Zucchini Salmon Avocado Salad with Chips

This is an interesting salad with heightened flavor from the agave. Dish into small cups for individual servings and top with a chip. Very elegant. Ingredients
  • 1 medium zucchini, halved lengthwise
  • 1 TBS olive oil
  • 1/2 tsp kosher salt
  • 1 8- oz can salmon
  • Dash of soy sauce
  • 1 medium avocado, peeled seeded and diced into 1/2-inch pieces
  • Potato chips
  • 1 BS parmesan cheese, optional
  • Sprig of parsley
Dressing
  • 3 TBS olive oil
  • zest and juice of 1 lemon
  • 1 TBS agave
  • 1 tsp mustard
  • 1/2 tsp kosher salt
  • 1/4 tsp pepper
  • 1 clove garlic, minced
  • 1 TBS chopped fresh flat-leaf parsley
  • 1 TBS chopped fresh chives
Directions
  1. Brush zucchini with olive oil. Sprinkle with salt and pepper. Place on hot grill pan for 5 minutes. Remove and cool. Dice.
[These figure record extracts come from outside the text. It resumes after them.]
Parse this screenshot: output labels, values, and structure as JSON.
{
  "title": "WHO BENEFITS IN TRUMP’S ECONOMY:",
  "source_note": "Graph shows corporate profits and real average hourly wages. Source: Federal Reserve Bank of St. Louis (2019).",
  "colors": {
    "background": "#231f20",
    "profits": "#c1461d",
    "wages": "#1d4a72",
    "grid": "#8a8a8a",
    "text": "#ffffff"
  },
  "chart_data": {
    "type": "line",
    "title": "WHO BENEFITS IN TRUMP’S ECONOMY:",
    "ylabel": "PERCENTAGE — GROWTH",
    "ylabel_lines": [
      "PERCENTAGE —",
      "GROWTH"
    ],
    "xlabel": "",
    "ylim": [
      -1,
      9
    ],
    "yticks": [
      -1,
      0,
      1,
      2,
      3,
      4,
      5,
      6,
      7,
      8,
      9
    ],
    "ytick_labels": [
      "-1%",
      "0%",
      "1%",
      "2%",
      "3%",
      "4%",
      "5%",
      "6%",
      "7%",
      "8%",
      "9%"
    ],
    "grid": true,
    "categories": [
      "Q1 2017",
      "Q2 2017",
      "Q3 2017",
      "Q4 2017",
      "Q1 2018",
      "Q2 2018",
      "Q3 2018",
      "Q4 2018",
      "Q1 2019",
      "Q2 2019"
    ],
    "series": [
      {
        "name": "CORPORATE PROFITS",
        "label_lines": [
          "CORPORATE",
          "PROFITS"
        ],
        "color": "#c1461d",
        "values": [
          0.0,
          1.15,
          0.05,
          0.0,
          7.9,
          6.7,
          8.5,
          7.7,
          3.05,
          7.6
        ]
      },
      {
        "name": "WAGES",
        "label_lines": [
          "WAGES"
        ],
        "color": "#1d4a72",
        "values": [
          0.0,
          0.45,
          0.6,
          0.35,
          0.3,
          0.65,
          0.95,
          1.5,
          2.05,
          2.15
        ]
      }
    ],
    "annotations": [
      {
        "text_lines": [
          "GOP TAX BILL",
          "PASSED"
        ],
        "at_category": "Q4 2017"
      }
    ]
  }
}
  2. Add salmon, dash of soy sauce and avocado.
  3. Mix dressing by whisking together olive oil, zest and juice of lemon, agave, mustard, salt, pepper, garlic, parsley, and chives.
  4. Pour dressing onto salmon, zucchini and avocado. Fold gently.
  5. Spoon into individual serving bowls.
  6. Garnish with potato chip, sprinkle of parmesan cheese (if using) and parsley sprig.